Professor Thorsten Beck (Tilburg University) delivered an impressive keynote address on financial innovation. This was followed by a first panel discussion on the same topic with Barbara Ridpath and John Authers. The second part of the conference explored the risks, opportunities and innovative financial mechanisms for investment in green technology with Chris Hewett, Professor Richard Templer and Jan-Peter Onstwedder.
Videos, transcripts and more resources are now all available on Gresham College website.

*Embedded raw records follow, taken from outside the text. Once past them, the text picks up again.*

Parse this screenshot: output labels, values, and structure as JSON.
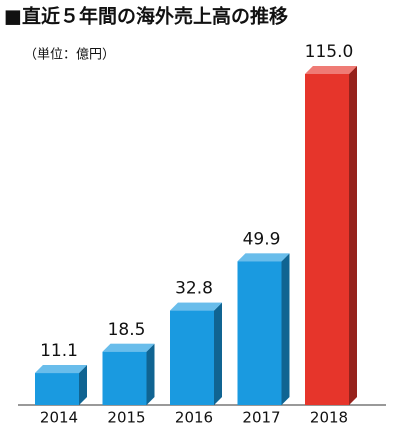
{
  "chart_data": {
    "type": "bar3d",
    "title": "■直近５年間の海外売上高の推移",
    "subtitle": "（単位：億円）",
    "categories": [
      "2014",
      "2015",
      "2016",
      "2017",
      "2018"
    ],
    "values": [
      11.1,
      18.5,
      32.8,
      49.9,
      115.0
    ],
    "value_labels": [
      "11.1",
      "18.5",
      "32.8",
      "49.9",
      "115.0"
    ],
    "colors": [
      "#1a9ae0",
      "#1a9ae0",
      "#1a9ae0",
      "#1a9ae0",
      "#e6352b"
    ]
  }
}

The Security Forward Risk & Intelligence Forum’s quarterly meeting was held on 7 February at Z/Yen offices in the City. We had a good team turnout and a few new faces. The meeting started with a presentation from our Speaker in Residence, Lt Col Crispin Black entitled "Snakes and Ladders? The Rise and Fall of Great Powers - A Guide for Those on the Clapham Omnibus.” Crispin introduced a cautionary note about the rise and rise of China by questioning the comfortable western idea, derived from Hegel, that human history is an upwards path of liberty and personal fulfilment. Just as Hegel was developing this theory as a professor at the University of Jena, Napoleon was busy winning a battle nearby that kicked off the savage Franco-Prussian rivalry that laid waste to the European Continent twice in the Twentieth Century. Crispin said that one of the wild cards about the future of China is its attitude to military glory-perhaps the eighth deadly sin. Appeals to the popular hatred of the Japanese stemming from their actions in the 1930’s and 1940’s in China might one day run out of control or be appropriated by a member of the politburo with fewer scruples even than his colleagues. The talk was followed by some lively discussion, which is a trademark of Cripsin's presentations.
After our usual round-robin to identify key issues and concerns, our second speaker was Robert Ghanea-Hercock. Robert gave a talk entitled "Complexity and Security". Robert is a Chief Research Scientist in the British Telecommunications Security Research Practice and has many years of experience managing security research projects in the UK. He was theme leader for networks and security in he UK MOD Information Fusion Defence Technology Centre. Robert stressed the need for a resilient network and pointed out that hackers can be really creative people. He is also of the opinion that most people are bad at risk assessment and have a tendency to keep building the Maginot line. "We face unprecedented challenges in securing the information assets and intellectual property of our public and private organisations." He said that the cyber domain is where there are far more avenues for attack than there are ways to defend. This was a fascinating and absorbing talk, although worrying in its implications for the future. Robert managed to make a complex subject seem simple and clear, with numerous exciting images, and his talk generated quite a lot of discussion. After dinner we enjoyed some comments by Mike Sixsmith who has enjoyed a long and varied career in counter terrorism and intelligence and set up a security company in Dubai, as well as working in Angola and Zaire. His recently published novel is entitled Exit Plan, and looks at terrorism and the jihad. Everyone left with a signed copy - examinations at our next conclave in May.